Il libro di Francisco The embodied mind dovrebbe essere letto e riletto a questo proposito, perchè indica questa unità essenziale tra struttura organica e mente. L’una non può esistere senza l’altro.
Esiste una complementarità che può arrivare (forse questo è un po’ più discutibile) fino al livello di coscienza: non ha infatti molto senso parlare di vita come noi la intendiamo, a livello umano, senza che ci sia una coscienza e non appena c’è una coscienza dovete avere un posto dove ospitarla. Le due cose non possono essere astratte e separate l’una dall’altra ma sono abbracciate.

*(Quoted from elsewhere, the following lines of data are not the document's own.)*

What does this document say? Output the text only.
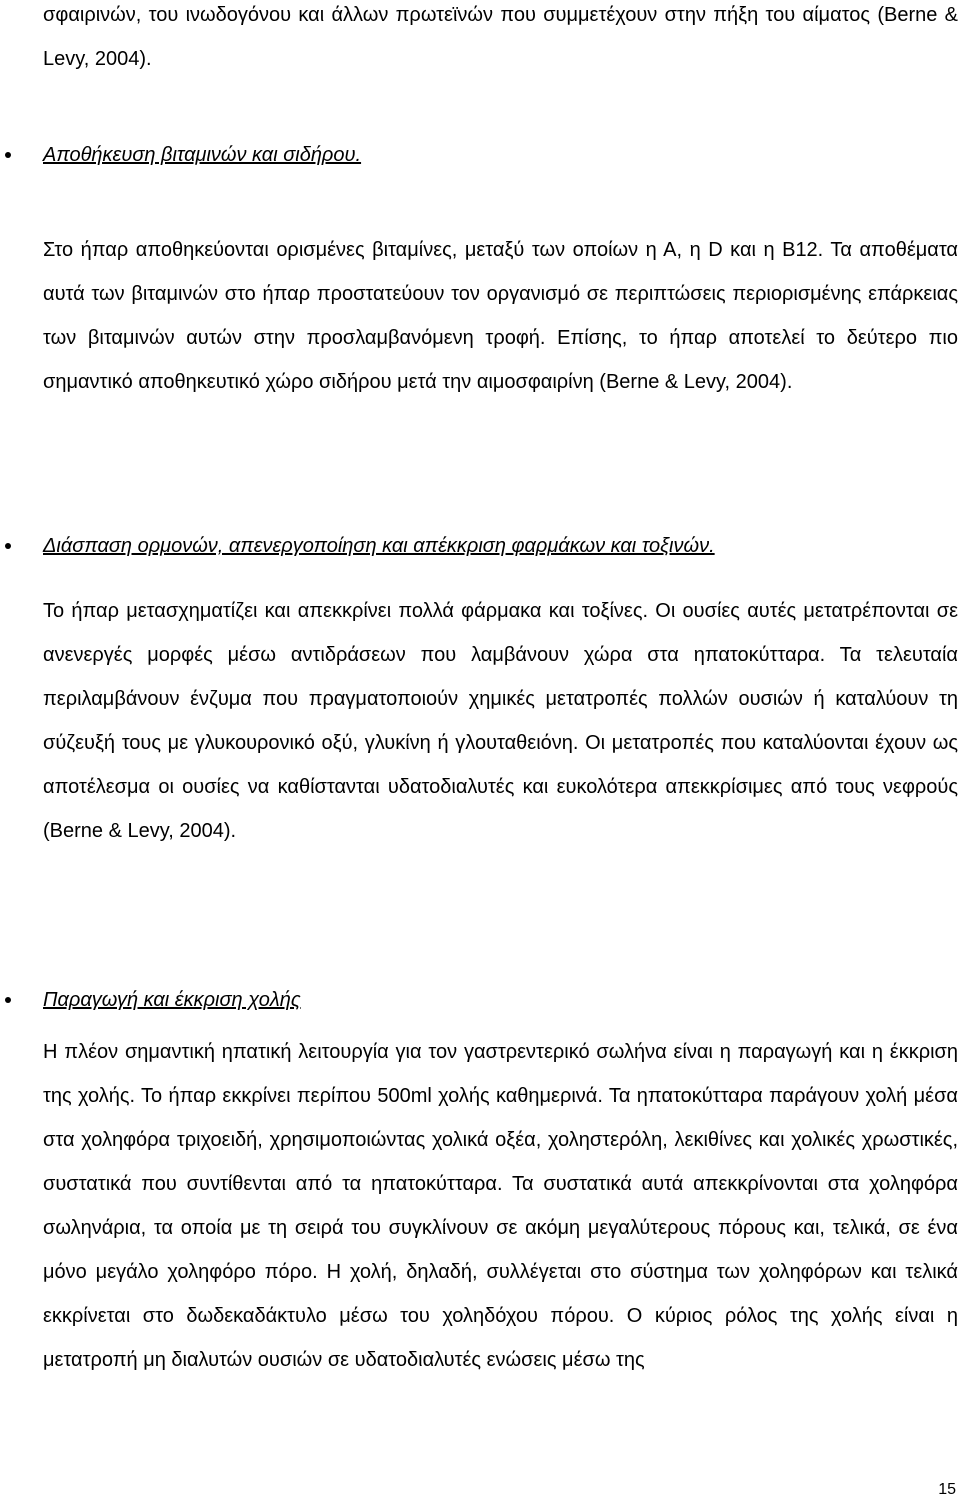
σφαιρινών, του ινωδογόνου και άλλων πρωτεϊνών που συμμετέχουν στην πήξη του αίματος (Berne & Levy, 2004).

Αποθήκευση βιταμινών και σιδήρου.

Στο ήπαρ αποθηκεύονται ορισμένες βιταμίνες, μεταξύ των οποίων η Α, η D και η Β12. Τα αποθέματα αυτά των βιταμινών στο ήπαρ προστατεύουν τον οργανισμό σε περιπτώσεις περιορισμένης επάρκειας των βιταμινών αυτών στην προσλαμβανόμενη τροφή. Επίσης, το ήπαρ αποτελεί το δεύτερο πιο σημαντικό αποθηκευτικό χώρο σιδήρου μετά την αιμοσφαιρίνη (Berne & Levy, 2004).

Διάσπαση ορμονών, απενεργοποίηση και απέκκριση φαρμάκων και τοξινών.

Το ήπαρ μετασχηματίζει και απεκκρίνει πολλά φάρμακα και τοξίνες. Οι ουσίες αυτές μετατρέπονται σε ανενεργές μορφές μέσω αντιδράσεων που λαμβάνουν χώρα στα ηπατοκύτταρα. Τα τελευταία περιλαμβάνουν ένζυμα που πραγματοποιούν χημικές μετατροπές πολλών ουσιών ή καταλύουν τη σύζευξή τους με γλυκουρονικό οξύ, γλυκίνη ή γλουταθειόνη. Οι μετατροπές που καταλύονται έχουν ως αποτέλεσμα οι ουσίες να καθίστανται υδατοδιαλυτές και ευκολότερα απεκκρίσιμες από τους νεφρούς (Berne & Levy, 2004).

Παραγωγή και έκκριση χολής

Η πλέον σημαντική ηπατική λειτουργία για τον γαστρεντερικό σωλήνα είναι η παραγωγή και η έκκριση της χολής. Το ήπαρ εκκρίνει περίπου 500ml χολής καθημερινά. Τα ηπατοκύτταρα παράγουν χολή μέσα στα χοληφόρα τριχοειδή, χρησιμοποιώντας χολικά οξέα, χοληστερόλη, λεκιθίνες και χολικές χρωστικές, συστατικά που συντίθενται από τα ηπατοκύτταρα. Τα συστατικά αυτά απεκκρίνονται στα χοληφόρα σωληνάρια, τα οποία με τη σειρά του συγκλίνουν σε ακόμη μεγαλύτερους πόρους και, τελικά, σε ένα μόνο μεγάλο χοληφόρο πόρο. Η χολή, δηλαδή, συλλέγεται στο σύστημα των χοληφόρων και τελικά εκκρίνεται στο δωδεκαδάκτυλο μέσω του χοληδόχου πόρου. Ο κύριος ρόλος της χολής είναι η μετατροπή μη διαλυτών ουσιών σε υδατοδιαλυτές ενώσεις μέσω της

15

Questa semplice e complessa teoria dell’autopoiesi/cognizione apre la porta a tutta una serie di scenari: per esempio, quando parlate di relazione con l’ambiente cadete nel campo bello e interessante dell’ecologia. Anche qui si apre la porta a una diversa visione, e questo è di nuovo Lewontine che parla, dicendo che dobbiamo dimenticare l’idea che ci sia un mondo costante e fisso, ma piuttosto esso è in perenne mutazione, perché lo stiamo sempre cambiando. E’ da ciò che deriva la difficoltà di trovare un equilibrio sano che preservi, per quanto sia possibile, l’identità
del vivente.
E ancora tutta una serie di aspetti filosofici. Nella scuola di Santiago, di Maturana e Varela, l’assunzione dell’equivalenza tra struttura organica e cognizione del processo della vita, fa sì che il cervello diventi non più necessario per spiegare (giustificare) l’atto di cognizione: i batteri e le piante non hanno un cervello, ma posseggono capacità cognitive anche se non in senso antropomorfo.
Concludo dicendo che la cosa più importante ed essenziale, per molti di noi, è questo tentativo, nell’eredità di Francisco Varela, di armonizzare il mondo scientifico, il mondo delle molecole e delle loro interazioni, siano esse anche molto complesse (come a livello dei neuroni), con gli aspetti umanistici e spirituali della vita: l’etica, la coscienza, l’arte, la poesia, la religiosità.
Una grande eredità della quale siamo tutti consci e fieri, e che io cercherò di portare avanti, così come spero continueranno a fare tutti i colleghi qui presenti.